1003,Bill Karr,"2820
West Ave"
$ sed '/"/!s/$/|/;/.*\".*[^"]$/{ :a;N };/"$/ { s/$/|/ }' file
1001,John Smith,15 Main Street|
1002,Jane Smith,"2010 Rockliffe Dr.
Pleasantville, IL
USA"|
1003,Bill Karr,"2820
West Ave"|
then you can bulk insert.
Edit:
Save this :/"/!s/$/|/;/.*\".*[^"]$/{ :a;N };/"$/ { s/$/|/ } in a file , say myformat.sed. then do this on the command line
c:\test> sed.exe -f myformat.sed myfile
According to the source of all knowledge (Wikipedia), csv uses new lines to separate records. So what you have is not valid csv.
My suggestion is that you write a perl program to process your file and add each record to the db.
If you're not a perl person, then you could use a programming site or see if some kind SO person will write the parsing section of the program for you.
Added:
Possible Solution
Since the OP states that he can change the input file, I'd change all the new lines that do not follow a " to be a reserved char sequence, eg XXX
This can be an automated replacement in many editors. In Windows, UltraEdit includes regexp find/replace functionality
Then import into the dbms since you'll no longer have the embedded new lines.

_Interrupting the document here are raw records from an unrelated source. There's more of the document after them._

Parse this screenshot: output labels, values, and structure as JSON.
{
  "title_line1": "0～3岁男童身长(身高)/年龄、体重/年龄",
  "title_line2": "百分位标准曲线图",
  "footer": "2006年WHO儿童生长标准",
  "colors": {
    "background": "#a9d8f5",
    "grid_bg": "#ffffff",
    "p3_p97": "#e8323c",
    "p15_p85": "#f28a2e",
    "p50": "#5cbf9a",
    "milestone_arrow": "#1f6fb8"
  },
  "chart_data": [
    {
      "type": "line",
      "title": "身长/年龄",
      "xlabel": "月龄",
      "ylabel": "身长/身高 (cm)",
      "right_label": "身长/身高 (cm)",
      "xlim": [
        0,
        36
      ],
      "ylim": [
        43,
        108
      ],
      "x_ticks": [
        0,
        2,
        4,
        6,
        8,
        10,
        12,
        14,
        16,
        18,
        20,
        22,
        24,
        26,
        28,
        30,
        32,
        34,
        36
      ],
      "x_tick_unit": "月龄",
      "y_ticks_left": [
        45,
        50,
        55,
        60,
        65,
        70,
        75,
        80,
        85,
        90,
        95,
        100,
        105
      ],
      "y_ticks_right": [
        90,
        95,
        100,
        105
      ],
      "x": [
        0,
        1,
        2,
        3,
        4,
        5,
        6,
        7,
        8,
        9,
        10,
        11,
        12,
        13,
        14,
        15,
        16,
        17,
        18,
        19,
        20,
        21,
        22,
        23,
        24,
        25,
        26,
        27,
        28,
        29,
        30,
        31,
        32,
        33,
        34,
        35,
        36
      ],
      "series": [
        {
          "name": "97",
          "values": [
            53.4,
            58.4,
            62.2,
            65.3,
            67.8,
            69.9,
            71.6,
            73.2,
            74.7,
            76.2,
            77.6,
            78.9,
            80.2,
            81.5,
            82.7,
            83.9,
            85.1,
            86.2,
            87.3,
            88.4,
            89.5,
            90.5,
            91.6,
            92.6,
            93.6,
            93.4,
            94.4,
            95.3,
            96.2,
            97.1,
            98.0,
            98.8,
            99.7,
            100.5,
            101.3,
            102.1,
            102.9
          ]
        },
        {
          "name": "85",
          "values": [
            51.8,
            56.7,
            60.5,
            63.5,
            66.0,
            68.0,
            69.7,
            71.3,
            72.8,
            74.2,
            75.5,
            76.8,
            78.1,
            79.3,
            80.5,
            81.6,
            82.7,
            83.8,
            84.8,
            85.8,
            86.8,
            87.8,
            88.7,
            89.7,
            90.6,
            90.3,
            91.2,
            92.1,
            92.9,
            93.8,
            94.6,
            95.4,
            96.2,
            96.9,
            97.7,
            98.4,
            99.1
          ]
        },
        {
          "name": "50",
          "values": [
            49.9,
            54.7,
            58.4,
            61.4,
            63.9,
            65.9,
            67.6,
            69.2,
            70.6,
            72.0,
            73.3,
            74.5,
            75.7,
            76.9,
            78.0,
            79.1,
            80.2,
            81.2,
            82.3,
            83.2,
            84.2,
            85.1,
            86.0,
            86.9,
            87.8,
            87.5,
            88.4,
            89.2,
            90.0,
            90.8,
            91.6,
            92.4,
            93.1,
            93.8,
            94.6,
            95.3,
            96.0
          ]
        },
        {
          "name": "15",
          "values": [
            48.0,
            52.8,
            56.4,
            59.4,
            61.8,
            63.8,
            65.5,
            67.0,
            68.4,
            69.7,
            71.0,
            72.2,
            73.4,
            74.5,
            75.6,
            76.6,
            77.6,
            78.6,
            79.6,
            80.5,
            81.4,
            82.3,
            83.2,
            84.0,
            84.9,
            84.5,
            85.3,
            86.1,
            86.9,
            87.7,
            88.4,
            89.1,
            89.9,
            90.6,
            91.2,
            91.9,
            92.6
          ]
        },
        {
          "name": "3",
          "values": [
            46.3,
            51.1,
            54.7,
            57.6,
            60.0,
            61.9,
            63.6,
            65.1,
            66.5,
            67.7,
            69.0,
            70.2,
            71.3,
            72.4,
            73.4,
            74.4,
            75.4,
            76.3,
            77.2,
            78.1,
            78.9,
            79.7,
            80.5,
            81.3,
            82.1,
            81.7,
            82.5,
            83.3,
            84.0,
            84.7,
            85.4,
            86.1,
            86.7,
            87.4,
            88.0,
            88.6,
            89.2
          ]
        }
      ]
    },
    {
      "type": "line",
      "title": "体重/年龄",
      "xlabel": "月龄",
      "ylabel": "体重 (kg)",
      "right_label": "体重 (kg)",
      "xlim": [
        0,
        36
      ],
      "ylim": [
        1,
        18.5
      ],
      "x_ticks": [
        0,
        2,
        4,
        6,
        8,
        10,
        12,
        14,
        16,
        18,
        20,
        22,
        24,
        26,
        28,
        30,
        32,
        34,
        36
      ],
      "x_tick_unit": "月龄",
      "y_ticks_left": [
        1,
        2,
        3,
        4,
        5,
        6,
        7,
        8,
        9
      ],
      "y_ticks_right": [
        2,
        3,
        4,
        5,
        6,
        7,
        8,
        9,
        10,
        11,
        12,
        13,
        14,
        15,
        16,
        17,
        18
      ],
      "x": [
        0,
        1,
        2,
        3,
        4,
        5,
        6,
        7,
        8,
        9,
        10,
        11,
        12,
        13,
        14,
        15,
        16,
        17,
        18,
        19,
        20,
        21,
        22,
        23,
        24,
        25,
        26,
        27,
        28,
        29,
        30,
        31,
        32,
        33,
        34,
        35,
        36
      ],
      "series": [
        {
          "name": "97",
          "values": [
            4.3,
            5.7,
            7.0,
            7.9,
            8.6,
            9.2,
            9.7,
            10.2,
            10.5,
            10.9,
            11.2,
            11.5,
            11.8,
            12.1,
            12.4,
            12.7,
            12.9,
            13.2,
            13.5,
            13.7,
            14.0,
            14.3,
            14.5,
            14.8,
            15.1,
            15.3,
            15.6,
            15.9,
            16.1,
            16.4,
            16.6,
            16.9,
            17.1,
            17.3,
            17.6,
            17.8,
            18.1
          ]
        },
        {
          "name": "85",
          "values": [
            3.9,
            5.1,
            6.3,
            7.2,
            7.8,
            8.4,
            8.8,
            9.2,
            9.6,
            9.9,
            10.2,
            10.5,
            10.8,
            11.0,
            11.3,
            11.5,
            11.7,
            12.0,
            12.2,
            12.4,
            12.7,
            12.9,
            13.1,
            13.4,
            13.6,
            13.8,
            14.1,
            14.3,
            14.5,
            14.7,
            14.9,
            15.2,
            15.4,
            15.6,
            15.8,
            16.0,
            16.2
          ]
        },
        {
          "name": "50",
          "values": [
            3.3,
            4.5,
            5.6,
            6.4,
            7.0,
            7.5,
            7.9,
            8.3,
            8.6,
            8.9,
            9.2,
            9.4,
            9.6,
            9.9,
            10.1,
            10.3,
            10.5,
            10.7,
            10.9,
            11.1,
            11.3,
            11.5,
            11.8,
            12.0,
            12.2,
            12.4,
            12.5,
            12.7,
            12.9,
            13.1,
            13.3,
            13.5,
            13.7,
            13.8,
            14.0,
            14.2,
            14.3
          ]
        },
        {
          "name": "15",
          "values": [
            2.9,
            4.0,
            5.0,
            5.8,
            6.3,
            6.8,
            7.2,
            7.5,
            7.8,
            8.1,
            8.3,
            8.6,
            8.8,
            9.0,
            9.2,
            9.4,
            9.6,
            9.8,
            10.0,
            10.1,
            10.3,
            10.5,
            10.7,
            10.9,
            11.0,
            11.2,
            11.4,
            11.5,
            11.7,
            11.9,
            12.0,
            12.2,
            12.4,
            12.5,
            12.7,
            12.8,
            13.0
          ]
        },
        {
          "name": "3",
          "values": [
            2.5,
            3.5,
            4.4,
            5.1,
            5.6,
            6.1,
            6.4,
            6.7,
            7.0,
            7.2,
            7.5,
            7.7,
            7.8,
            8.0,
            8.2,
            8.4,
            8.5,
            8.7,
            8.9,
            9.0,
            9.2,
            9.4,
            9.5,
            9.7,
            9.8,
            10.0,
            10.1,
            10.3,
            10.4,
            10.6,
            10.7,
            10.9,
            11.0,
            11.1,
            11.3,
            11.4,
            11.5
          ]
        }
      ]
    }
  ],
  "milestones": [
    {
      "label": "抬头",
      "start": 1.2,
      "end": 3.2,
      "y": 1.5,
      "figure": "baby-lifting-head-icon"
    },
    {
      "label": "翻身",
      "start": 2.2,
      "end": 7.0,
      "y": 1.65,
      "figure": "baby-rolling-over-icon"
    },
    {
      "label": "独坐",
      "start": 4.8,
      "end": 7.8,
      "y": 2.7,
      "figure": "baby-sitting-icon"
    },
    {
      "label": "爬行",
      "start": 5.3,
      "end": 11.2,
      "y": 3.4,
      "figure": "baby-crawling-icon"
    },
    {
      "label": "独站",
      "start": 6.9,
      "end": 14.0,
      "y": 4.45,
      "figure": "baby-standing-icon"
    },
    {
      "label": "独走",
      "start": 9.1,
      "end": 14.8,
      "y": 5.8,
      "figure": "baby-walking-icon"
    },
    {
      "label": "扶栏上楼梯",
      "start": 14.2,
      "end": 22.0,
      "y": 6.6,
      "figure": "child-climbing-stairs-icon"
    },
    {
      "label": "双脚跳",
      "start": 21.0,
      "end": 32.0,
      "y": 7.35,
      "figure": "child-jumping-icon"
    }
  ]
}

Then use SQL Replace to change the XXX occurrences back into new lines.
If you have control over the contents of the CSV file, you could replace the in-field line breaks (CRLF) with a non-linebreak character (perhaps just CR or LF), then run a script after the import to replace them with CRLF again.
This is how MS Office products (Excel, Access) deal with this problem.
OK, here's a small Java program that I end up writing to solve the problem.
Comments, corrections and optimizations are welcome.
import java.io.*;
public class PreBulkInsert
{
public static void main(String[] args)
{
if (args.length < 3)
{
System.out.println ("Usage:");
System.out.println (" java PreBulkInsert input_file output_file separator_character");
System.exit(0);
}
try
{
boolean firstQuoteFound = false;
int fromIndex;
int lineCounter = 0;
String str;
BufferedReader in = new BufferedReader(new FileReader(args[0]));
BufferedWriter out = new BufferedWriter(new FileWriter(args[1]));
String newRowSeparator = args[2];
while ((str = in.readLine()) != null)
{
fromIndex = -1;
do
{
fromIndex = str.indexOf('"', fromIndex + 1);
if (fromIndex > -1)
firstQuoteFound = !firstQuoteFound;
} while (fromIndex > -1);
if (!firstQuoteFound)
out.write(str + newRowSeparator + "\r\n");
else
out.write(str + "\r\n");
lineCounter++;
}
out.close();
in.close();
System.out.println("Done! Total of " + lineCounter + " lines were processed.");
}
catch (IOException e)
{
System.out.println(e.getMessage());
System.exit(1);
}
}
}
You cannot import this unless the CSV is in valid format. So, you have to either fix the dump or manually using search & replace fix the unwanted new line characters.